# Tennis Match challenge game



## JennEcho (Feb 21, 2013)

I played this photography game with some friends some time ago and thought it might be fun here, too.  

The rules are simple.

Here's the image we will begin with:

I challenge [you all] to a Tennis Match!  

*Tilted 
*


Your assignment, should you choose to accept it, is to TAKE one element from my image, the car, telephone pole.. shadows ... whatever... and create your own composite image using your own photograph(s) + the Tilted image element.  This one doesn't have a theme.  (See A twist to the Tennis Match below)


{_A LOB is a response back to an image_.)

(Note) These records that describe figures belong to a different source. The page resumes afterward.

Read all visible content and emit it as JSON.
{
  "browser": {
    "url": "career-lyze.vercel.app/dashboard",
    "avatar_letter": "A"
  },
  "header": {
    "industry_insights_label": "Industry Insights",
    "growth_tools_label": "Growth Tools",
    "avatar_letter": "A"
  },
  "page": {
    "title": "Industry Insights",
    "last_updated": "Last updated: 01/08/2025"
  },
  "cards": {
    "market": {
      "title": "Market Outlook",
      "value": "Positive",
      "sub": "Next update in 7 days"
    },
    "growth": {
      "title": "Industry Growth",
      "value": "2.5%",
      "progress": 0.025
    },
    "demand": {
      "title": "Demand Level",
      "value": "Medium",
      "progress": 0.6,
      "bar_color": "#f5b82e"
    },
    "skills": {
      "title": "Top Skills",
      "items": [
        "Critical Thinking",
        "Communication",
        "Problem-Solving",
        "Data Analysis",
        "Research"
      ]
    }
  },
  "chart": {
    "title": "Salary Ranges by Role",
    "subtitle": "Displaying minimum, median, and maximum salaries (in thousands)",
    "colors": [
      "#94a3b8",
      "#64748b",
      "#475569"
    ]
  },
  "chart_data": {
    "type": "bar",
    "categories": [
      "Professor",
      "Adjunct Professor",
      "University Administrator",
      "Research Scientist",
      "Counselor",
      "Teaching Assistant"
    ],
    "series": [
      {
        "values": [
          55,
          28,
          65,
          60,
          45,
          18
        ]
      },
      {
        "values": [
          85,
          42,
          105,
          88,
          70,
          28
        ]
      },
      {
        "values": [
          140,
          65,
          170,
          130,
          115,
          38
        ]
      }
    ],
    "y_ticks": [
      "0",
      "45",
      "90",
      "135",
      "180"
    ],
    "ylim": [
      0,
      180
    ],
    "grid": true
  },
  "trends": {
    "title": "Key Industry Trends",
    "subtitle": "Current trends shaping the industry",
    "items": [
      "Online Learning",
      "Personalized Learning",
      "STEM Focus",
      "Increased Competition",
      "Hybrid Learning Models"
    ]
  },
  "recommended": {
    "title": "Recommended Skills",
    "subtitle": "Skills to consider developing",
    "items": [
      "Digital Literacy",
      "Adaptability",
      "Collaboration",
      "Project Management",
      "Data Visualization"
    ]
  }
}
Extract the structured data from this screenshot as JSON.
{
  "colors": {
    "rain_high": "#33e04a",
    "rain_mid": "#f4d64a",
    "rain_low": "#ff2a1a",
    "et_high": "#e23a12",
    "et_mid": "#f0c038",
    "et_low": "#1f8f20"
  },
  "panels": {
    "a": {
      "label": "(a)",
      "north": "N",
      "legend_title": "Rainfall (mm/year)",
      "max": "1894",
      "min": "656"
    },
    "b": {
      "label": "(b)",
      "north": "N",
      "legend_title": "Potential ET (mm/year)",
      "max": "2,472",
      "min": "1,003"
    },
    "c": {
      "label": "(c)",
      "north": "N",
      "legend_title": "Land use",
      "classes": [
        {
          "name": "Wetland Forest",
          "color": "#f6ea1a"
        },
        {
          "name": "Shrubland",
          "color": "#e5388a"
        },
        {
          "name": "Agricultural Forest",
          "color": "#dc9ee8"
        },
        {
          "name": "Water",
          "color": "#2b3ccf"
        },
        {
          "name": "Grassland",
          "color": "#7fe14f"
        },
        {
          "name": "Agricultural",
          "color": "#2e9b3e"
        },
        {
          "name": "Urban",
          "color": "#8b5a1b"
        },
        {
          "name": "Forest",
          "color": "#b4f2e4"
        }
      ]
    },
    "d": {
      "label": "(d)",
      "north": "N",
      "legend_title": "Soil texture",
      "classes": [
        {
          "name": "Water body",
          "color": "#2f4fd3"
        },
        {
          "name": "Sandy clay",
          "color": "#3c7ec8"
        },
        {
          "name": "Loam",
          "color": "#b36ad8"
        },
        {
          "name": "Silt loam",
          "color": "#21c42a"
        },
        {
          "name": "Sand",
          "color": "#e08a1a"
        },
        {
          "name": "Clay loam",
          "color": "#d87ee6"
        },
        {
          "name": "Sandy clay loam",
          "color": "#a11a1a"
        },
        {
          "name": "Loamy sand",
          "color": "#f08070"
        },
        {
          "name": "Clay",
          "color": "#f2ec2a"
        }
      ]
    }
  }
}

*How to post your Tennis Match LOB image*:

- Name your new image.  Example:  Street Car

- Name the Tennis Match image that you used and it's element. Example:  Car From Tilted

- So your photo name might look like this:
    Street Car
   (element Car From Tilted)

- As new composite images are posted, you can challenge any posted image to a Tennis Match!  You can keep it going with that one image back and forth for as long as you want... IOW ... you lob to the original image ... that person who created the original image responds back to you by taking one new element from your composite and creating a new one, then you respond to their new image with a new lob.

*A twist to the Tennis Match* 

- *You can post an image of your own*, and Challenge someone specifically to a Tennis Match.  
   For example ... You'd say:  _I challenge JohnX to a Tennis Match_!

*- You can also declare a theme for your Tennis Match*:  
_I challenge JohnX to a Tennis Match theme = Patriotic_.

It's a lot of fun!  Hope you give it a try.


----------